Figure 3 presents a case study using PlaceCrafter to analyse Nottingham, United Kingdom and the surrounding areas. The POI filtering focused on tourism, historical, leisure, and natural categories. A total of 534 POIs were clustered into 18 functional regions using K-Means. There were 344 historical POIs and 111 leisure POIs as the largest categories from the filtering. The spatial pattern reflects the diverse landscape of Nottingham, with dense clusters in the city centre based around historical POIs, with suburban and rural areas having a more diffuse pattern of historic and leisure clustering. The statistical validation showed strong autocorrelation using Moran’s I (0.68) and a high internal cohesion Silhouette score (0.83), confirming the utility of platial clustering in capturing real-world functional structures.
PlaceCrafter offers a powerful and emerging way to engage with spatial data, but its outputs are shaped by the characteristics of OSM. The crowd-sourced nature of this data means that certain POI types particularly those tied to commerce or tourism, are more visible than the informal or everyday categories more relevant to place-based ambiguity or subjective personal experiences. However, previous research has shown that OSM data is generally reliable for urban-area analysis, despite some noise [18]. Additionally, the clustering algorithms respond to spatial density and POI tag semantics, which do not explicitly capture human-perceived understandings of place boundaries, indicating a need for inclusion of social media data such as those used in POI Pulse [11] or the subjective experiences captured from linked walking narratives in WalkGIS [19].

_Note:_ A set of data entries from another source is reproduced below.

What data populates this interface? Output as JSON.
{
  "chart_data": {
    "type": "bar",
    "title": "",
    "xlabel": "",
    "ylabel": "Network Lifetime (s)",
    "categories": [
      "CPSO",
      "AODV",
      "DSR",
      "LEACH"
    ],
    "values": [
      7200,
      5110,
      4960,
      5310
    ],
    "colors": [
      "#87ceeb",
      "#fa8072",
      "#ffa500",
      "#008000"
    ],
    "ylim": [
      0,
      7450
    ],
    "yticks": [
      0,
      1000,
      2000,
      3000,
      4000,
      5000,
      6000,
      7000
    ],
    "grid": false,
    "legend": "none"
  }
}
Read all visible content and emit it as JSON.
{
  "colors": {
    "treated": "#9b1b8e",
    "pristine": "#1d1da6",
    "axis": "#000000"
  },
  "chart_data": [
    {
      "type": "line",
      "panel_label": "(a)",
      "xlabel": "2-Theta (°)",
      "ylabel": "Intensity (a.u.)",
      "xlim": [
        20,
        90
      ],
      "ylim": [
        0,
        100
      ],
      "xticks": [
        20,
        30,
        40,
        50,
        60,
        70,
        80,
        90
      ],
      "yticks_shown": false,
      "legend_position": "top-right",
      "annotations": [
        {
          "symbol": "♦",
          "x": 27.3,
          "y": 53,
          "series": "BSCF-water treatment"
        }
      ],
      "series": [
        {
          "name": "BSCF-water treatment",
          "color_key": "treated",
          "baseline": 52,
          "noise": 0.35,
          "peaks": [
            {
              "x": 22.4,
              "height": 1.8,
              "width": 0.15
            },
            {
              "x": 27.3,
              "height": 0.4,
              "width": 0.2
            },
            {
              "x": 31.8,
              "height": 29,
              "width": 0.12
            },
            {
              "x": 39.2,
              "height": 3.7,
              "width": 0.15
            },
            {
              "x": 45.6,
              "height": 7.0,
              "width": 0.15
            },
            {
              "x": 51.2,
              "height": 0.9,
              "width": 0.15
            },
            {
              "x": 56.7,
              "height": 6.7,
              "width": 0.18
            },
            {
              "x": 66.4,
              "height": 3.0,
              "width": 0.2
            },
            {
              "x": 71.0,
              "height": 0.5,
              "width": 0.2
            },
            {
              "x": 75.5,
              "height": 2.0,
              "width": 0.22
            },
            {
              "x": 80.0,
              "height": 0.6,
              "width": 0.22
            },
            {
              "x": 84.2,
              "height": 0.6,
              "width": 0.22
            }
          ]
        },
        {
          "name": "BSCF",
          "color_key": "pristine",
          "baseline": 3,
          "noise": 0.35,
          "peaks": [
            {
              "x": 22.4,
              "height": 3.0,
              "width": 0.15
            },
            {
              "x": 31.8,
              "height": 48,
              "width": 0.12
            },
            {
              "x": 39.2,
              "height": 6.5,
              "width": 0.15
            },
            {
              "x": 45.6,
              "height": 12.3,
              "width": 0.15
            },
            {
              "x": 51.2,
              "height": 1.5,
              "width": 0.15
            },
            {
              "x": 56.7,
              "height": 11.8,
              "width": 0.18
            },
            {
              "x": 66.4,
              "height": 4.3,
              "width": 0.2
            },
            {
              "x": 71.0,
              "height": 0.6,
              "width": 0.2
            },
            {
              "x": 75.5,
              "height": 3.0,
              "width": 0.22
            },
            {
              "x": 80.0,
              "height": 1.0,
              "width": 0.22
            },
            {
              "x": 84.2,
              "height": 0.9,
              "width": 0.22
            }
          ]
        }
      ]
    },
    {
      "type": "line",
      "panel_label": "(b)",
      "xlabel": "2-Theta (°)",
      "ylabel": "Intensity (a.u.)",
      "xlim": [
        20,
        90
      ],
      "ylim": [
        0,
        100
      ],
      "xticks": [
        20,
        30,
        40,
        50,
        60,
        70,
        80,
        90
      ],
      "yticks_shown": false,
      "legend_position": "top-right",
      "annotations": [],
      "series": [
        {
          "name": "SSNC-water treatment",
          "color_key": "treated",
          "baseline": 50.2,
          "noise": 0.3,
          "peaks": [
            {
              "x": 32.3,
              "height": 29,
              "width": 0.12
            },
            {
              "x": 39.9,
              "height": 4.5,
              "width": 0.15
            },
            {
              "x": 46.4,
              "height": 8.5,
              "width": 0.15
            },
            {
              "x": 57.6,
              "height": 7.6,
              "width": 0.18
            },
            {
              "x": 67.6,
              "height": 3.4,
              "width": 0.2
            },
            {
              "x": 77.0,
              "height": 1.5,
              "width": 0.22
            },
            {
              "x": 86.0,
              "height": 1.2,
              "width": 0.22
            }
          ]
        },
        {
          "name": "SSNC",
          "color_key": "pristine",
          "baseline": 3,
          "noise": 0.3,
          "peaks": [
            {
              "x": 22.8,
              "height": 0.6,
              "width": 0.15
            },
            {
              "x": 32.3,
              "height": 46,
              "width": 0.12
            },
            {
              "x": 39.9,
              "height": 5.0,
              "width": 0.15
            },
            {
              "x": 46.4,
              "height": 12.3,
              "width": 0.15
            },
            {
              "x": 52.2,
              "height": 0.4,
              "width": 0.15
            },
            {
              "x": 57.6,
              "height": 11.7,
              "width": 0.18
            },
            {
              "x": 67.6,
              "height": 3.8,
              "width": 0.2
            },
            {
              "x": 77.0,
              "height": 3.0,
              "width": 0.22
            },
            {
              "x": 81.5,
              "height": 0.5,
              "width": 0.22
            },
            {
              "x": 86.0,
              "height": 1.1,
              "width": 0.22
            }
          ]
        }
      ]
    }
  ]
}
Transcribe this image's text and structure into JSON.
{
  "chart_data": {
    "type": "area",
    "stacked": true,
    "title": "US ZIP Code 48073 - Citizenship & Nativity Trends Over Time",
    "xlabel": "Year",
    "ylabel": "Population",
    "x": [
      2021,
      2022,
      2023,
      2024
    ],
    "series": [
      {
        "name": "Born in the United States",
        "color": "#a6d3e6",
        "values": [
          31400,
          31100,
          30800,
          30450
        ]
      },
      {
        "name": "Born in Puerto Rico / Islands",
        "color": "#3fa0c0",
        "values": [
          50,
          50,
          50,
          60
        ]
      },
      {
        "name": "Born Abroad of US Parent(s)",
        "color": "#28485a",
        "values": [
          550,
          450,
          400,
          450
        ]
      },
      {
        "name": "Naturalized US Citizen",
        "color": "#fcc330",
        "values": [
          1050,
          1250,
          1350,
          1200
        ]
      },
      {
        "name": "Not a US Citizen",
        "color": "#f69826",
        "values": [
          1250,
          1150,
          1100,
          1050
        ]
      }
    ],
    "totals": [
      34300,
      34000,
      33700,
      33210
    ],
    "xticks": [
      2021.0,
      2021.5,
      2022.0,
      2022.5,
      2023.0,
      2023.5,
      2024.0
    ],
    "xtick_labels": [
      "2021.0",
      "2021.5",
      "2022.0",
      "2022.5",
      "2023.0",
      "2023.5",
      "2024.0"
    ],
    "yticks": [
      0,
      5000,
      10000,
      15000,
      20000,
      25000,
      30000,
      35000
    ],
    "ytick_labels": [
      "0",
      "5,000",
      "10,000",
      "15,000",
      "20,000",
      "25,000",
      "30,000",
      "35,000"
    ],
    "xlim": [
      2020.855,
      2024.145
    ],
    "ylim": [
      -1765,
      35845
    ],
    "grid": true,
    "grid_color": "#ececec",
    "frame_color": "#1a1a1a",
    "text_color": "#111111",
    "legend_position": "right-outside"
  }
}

PlaceCrafter is being developed to be an open-source software which enables broader use, adaptation, and academic contributions in platial information systems. Planned expansions include supporting historical analysis to track the evolution of platial regions and their changes over time. We intend to further expand the platform to incorporate multi-comparative views of platial functional regions, enabling cities, timeframes, and thematic domains to be compared in real-time. We also intend to conduct a qualitative study investigating how users, analysts, and researchers interpret and engage with PlaceCrafters outputs in practice. These improvements will help the validation of the tool’s interpretability and role as a flexible analytical environment for platial analysis.
As cities continue to change, understanding how people engage with their environments becomes increasingly layered and complex. Recognising that cities are more than their administrative boundaries, while valuing the role of spatial data, PlaceCrafter helps uncover the functional geography of place by clustering OSM POIs into meaningful regions that reflect how place is used, shared, and shaped through the spatial logic embedded in mapped data.